Dr. Tirumale Ramesh has over 30 years of experience from USA in advanced secure computing, reconfigurable computing, embedded computing, and DARPA funded Microelectronics research in early 1980’s. He also supported US DoDfor cyber security and microelectronics security and trust. Prior to joining industries, he was a full professor of electrical & computer engineering at one of the major state university in Michigan. As a Corporate Fellow in advanced computing at Boeing, he led corporate research developing secure and intelligent computing fabric that has applications in wide computing paradigms.
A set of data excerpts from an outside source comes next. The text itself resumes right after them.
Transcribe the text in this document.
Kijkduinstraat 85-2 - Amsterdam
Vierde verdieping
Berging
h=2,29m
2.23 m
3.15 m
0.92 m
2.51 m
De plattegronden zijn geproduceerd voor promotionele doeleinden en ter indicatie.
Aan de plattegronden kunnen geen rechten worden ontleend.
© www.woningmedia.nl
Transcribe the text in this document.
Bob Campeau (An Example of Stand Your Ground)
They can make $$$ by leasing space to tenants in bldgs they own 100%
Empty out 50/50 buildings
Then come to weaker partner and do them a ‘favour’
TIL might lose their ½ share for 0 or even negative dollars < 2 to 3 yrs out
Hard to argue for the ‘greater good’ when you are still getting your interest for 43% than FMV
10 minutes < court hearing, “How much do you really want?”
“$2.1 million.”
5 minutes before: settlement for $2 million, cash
He was a space scientist at ISRO from 1975-81 and developed spacecraft control electronics for India’s early satellite programs. He has numerous publications in IEEE international conferences and peer reviewed Boeing Technical Excellence Conferences. He has received numerous US and foreign patents. He is a Senior Member of IEEE and has served on numerous IEEE Computer Society boards including serving on its Industry Advisory Board. He has received numerous professional awards and nominations that include: IBM Design Center Award for outstanding worldwide ASIC systems solutions developmentand nomination to Presidential Innovation Fellow for Cyber-Physical Systems in 2013.

 

Title: Security and Trust- New Challenges to Computing Today in Cyberspace

Abstract: The Information Society we are in today becoming more and more pervasive that increasingly depend on complex information infrastructures requiring “intelligent” devices and services on a personalized basis. However, security is also becoming a major concern for these pervasive technologiesthat opens up new vulnerabilities for its users. For large system integration, system-on-chip hardware/software boundary vulnerabilities are emerging. In the past, hardware was mostly treated as an inherently trusted black box. “If its hardware, it must be secure,” was assumed. But that might be changing now. Hardware trust and security now play critical roles as computing is intimately integrated into many infrastructures that we depend on. Trusted hardware platforms now becoming backbone for deployment and operation of these infrastructures. Hardware and trust problem is now even down to chip level and spans a broad spectrum of topics, including: malicious insertion of integrated circuit (IC) Trojan, intellectual property (IP) and integrated circuit (IC) piracy, use of untrusted third-party IP cores as source of malicious hardware, and hardware attacks designed to extract encryption keys and IP from ICs. Research in cyber hardware in recent years is escalating to face the challenges of guaranteeing the trust and security of systems. This presentation provides an overview of the security and trust needed for computing today and provides presenter’s perception of how to face these challenges for future secure computing needs that includes hardware security and trust.